The FBI director warned that foreign groups are stealing US intellectual property and innovation. “We are losing data, we are losing money, we are losing ideas and we are losing innovation. And as citizens, we are increasingly vulnerable to losing our information. Together we must find a way to stop the bleeding”, he told conference participants.
“State-sponsored hackers are patient and calculating. They have the time, the money, and the resources to burrow in, and to wait.
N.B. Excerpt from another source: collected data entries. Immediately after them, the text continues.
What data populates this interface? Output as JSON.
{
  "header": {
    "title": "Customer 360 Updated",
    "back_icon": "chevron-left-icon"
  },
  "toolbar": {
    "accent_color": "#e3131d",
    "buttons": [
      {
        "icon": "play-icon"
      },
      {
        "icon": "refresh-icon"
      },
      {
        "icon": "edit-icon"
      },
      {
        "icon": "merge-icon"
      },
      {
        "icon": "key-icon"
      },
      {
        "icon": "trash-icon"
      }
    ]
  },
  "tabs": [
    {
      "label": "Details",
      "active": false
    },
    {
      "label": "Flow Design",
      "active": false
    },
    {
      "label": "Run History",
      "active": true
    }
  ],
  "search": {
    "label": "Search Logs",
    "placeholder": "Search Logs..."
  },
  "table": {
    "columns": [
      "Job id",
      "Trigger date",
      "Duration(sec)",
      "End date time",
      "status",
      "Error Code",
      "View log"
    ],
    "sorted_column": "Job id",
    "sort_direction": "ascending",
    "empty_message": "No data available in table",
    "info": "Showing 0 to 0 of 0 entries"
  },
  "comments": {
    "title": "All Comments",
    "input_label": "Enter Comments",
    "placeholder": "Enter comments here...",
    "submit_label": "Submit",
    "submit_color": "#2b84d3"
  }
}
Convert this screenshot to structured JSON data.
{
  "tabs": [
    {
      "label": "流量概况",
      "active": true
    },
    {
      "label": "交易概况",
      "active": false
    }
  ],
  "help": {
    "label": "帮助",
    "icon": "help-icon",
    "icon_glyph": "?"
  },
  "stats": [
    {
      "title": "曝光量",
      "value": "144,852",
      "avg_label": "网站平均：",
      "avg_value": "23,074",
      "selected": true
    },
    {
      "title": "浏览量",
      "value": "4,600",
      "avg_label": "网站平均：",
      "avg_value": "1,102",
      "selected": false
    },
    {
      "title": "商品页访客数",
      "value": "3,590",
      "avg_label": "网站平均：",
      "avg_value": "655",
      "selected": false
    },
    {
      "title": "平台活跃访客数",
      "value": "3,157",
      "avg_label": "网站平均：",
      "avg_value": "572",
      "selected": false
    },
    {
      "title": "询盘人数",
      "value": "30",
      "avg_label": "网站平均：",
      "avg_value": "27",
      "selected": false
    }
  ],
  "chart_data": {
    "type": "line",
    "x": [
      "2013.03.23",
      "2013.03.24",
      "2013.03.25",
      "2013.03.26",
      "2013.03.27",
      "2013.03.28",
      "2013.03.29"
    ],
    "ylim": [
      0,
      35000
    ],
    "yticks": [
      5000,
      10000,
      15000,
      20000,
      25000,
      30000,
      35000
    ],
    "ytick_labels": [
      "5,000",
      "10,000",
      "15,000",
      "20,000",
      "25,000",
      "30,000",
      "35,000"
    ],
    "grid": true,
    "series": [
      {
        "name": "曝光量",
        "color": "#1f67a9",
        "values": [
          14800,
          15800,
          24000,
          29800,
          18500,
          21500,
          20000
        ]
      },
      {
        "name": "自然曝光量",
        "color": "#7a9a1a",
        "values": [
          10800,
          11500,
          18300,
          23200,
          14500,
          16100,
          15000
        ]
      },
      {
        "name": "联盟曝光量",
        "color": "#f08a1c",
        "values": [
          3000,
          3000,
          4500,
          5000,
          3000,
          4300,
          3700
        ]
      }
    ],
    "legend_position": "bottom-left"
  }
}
They may come and go, conducting reconnaissance and exfiltrating bits of seemingly innocuous information – information that in the aggregate may be of high value”, he said.
The FBI has expertise to address these and other cyber threats, Mueller stressed. “Given the FBI’s dual role in law enforcement and national security, we are uniquely positioned to collect the intelligence we need to take down criminal networks, prosecute those responsible, and protect our national security”, he said.
“But we can’t do it alone, and our legal attaché offices around the world, FBI agents embedded in various international police departments, participation on a national cyber task force, and our regional computer forensics crime labs are examples of how we are collaborating with our partner agencies”, he added.
Mueller highlighted the FBI’s InfraGard cyber information-sharing program as a partnership with the private sector. He said that through public-private cooperation, “we can improve cybersecurity and lower costs—with systems designed to catch threat actors rather than to withstand them.”